The monetary remedies available for violations of the Lanham Act are set forth in Section 35 of the Lanham Act, 15 U.S.C. '1117(a), which provides in part:
When a violation of any right of the registrant of a mark registered in the Patent and Trademark Office, a violation under section 43(a) [15 USC '1125(a) or (d)], or a willful violation under section 43(c) [15 USC '1125(c)], shall have been established in any civil action arising under this Act, the plaintiff shall be entitled, subject to the provisions of sections 29 and 32 [15 USC ''1111, 1114], and subject to the principles of equity, to recover (1) defendant's profits, (2) any damages sustained by the plaintiff, and (3) the costs of the action. The court shall assess such profits and damages or cause the same to be assessed under its direction.
The 1999 Amendment replaced “or a violation under section 43(a)” with “a violation under section 43(a), or a willful violation under section 43(c).” Some courts have found the language straightforward, concluding that Congress intended to condition monetary awards for Section 43(c) violations (dilution), but not for Section 43(a) violations, on a showing of willfulness.
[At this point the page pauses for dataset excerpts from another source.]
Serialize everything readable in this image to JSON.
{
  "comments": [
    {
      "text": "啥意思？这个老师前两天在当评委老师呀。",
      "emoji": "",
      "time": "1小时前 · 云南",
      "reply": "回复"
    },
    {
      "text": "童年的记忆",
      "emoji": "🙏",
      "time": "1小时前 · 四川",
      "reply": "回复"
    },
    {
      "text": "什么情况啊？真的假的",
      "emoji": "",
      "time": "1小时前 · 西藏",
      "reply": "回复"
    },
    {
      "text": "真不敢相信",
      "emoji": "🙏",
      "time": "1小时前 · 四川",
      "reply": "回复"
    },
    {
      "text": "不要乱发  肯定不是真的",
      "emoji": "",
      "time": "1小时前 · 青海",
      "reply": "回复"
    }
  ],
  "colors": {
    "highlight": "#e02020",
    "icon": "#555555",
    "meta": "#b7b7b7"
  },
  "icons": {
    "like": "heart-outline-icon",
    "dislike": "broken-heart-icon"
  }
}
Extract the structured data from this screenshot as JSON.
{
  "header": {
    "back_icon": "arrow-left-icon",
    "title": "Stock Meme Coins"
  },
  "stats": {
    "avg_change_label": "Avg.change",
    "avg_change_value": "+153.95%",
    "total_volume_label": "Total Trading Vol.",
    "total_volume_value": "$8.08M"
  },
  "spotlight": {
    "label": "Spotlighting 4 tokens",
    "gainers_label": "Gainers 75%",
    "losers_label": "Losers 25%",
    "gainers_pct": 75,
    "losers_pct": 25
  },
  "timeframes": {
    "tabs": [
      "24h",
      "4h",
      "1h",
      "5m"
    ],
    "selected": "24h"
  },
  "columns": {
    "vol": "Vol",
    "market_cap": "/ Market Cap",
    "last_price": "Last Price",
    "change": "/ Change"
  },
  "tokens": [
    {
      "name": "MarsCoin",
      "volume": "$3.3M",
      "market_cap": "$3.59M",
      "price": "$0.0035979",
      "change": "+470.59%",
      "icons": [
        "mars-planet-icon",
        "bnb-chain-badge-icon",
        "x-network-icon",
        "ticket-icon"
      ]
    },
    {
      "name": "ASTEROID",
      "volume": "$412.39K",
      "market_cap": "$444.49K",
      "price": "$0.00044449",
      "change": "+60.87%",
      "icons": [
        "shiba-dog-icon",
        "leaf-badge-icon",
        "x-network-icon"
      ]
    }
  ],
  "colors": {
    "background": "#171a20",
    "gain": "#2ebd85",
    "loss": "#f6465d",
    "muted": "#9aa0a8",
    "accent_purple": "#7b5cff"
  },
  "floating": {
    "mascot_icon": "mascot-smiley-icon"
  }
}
The Third Circuit, in Banjo Buddies, Inc. v. Renosky, 399 F.3d 168 (3rd Cir. 2005), reasoned that Congress was aware that most courts had consistently required a showing of willfulness prior to disgorgement of an infringer's profits in Lanham Act cases despite the absence of the word “willful” in the statutory text prior to 1999. The Fifth Circuit further reasoned that by adding the word “willful” to the statute in 1999, but limiting it to Section 43(c) violations, Congress effectively superseded the unstated willfulness requirement that some courts had applied to Section 43(a).
Despite the plain language of the 1999 Amendment, there is still a continuing, long-standing conflict among the circuits. There is a three-way split in the Circuit Courts of Appeal as to whether proof of willfulness is a prerequisite to recovery of an infringer's profits under 15 U.S.C. '1117(a), eg, for a Section 43(a) violation. The Third, Fifth, Seventh and Eleventh Circuits do not require proof of willfulness in order to recover an infringer's profits.